LK Losses: Direct Acceptance Rate Optimization for Speculative Decoding
This work addresses a bottleneck in accelerating LLM inference for practical applications, offering an incremental but effective improvement to existing training methods.
The paper tackles the suboptimal acceptance rate in speculative decoding for LLM inference by proposing LK losses, which directly optimize acceptance rate instead of using KL divergence as a proxy, resulting in gains of up to 8-10% in average acceptance length across various models and domains.

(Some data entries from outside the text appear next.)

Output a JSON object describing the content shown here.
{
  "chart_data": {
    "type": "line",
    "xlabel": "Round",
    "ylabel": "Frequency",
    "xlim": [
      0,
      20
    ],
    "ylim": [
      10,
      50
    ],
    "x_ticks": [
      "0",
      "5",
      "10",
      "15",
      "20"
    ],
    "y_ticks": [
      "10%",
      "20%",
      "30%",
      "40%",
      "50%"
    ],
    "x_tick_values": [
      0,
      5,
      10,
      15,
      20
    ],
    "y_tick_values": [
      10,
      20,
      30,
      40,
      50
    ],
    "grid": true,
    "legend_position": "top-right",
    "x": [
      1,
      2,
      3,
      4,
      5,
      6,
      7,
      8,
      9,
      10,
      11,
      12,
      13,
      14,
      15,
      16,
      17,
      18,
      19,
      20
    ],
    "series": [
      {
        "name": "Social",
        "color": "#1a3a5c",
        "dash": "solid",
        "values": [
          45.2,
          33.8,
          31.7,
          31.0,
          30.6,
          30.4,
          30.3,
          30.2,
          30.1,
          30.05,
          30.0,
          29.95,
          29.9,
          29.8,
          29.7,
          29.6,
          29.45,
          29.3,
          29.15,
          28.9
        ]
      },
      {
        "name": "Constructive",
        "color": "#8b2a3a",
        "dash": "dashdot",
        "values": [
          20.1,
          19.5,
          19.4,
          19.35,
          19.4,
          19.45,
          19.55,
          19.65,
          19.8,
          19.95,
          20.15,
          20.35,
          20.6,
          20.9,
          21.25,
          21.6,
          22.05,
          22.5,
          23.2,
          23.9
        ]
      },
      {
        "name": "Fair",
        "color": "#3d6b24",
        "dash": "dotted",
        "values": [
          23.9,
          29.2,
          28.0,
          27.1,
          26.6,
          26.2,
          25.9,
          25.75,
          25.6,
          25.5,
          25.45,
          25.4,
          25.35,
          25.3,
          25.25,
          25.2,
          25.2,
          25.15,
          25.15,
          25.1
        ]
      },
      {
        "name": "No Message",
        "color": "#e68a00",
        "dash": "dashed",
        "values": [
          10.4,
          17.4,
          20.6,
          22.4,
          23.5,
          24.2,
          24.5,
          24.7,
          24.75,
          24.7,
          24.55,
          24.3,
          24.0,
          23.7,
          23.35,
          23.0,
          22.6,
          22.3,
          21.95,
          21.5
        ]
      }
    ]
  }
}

Speculative decoding accelerates autoregressive large language model (LLM) inference by using a lightweight draft model to propose candidate tokens that are then verified in parallel by the target model. The speedup is significantly determined by the acceptance rate, yet standard training minimizes Kullback-Leibler (KL) divergence as a proxy objective. While KL divergence and acceptance rate share the same global optimum, small draft models, having limited capacity, typically converge to suboptimal solutions where minimizing KL does not guarantee maximizing acceptance rate. To address this issue, we propose LK losses, special training objectives that directly target acceptance rate. Comprehensive experiments across four draft architectures and six target models, ranging from 8B to 685B parameters, demonstrate consistent improvements in acceptance metrics across all configurations compared to the standard KL-based training. We evaluate our approach on general, coding and math domains and report gains of up to 8-10% in average acceptance length. LK losses are easy to implement, introduce no computational overhead and can be directly integrated into any existing speculator training framework, making them a compelling alternative to the existing draft training objectives.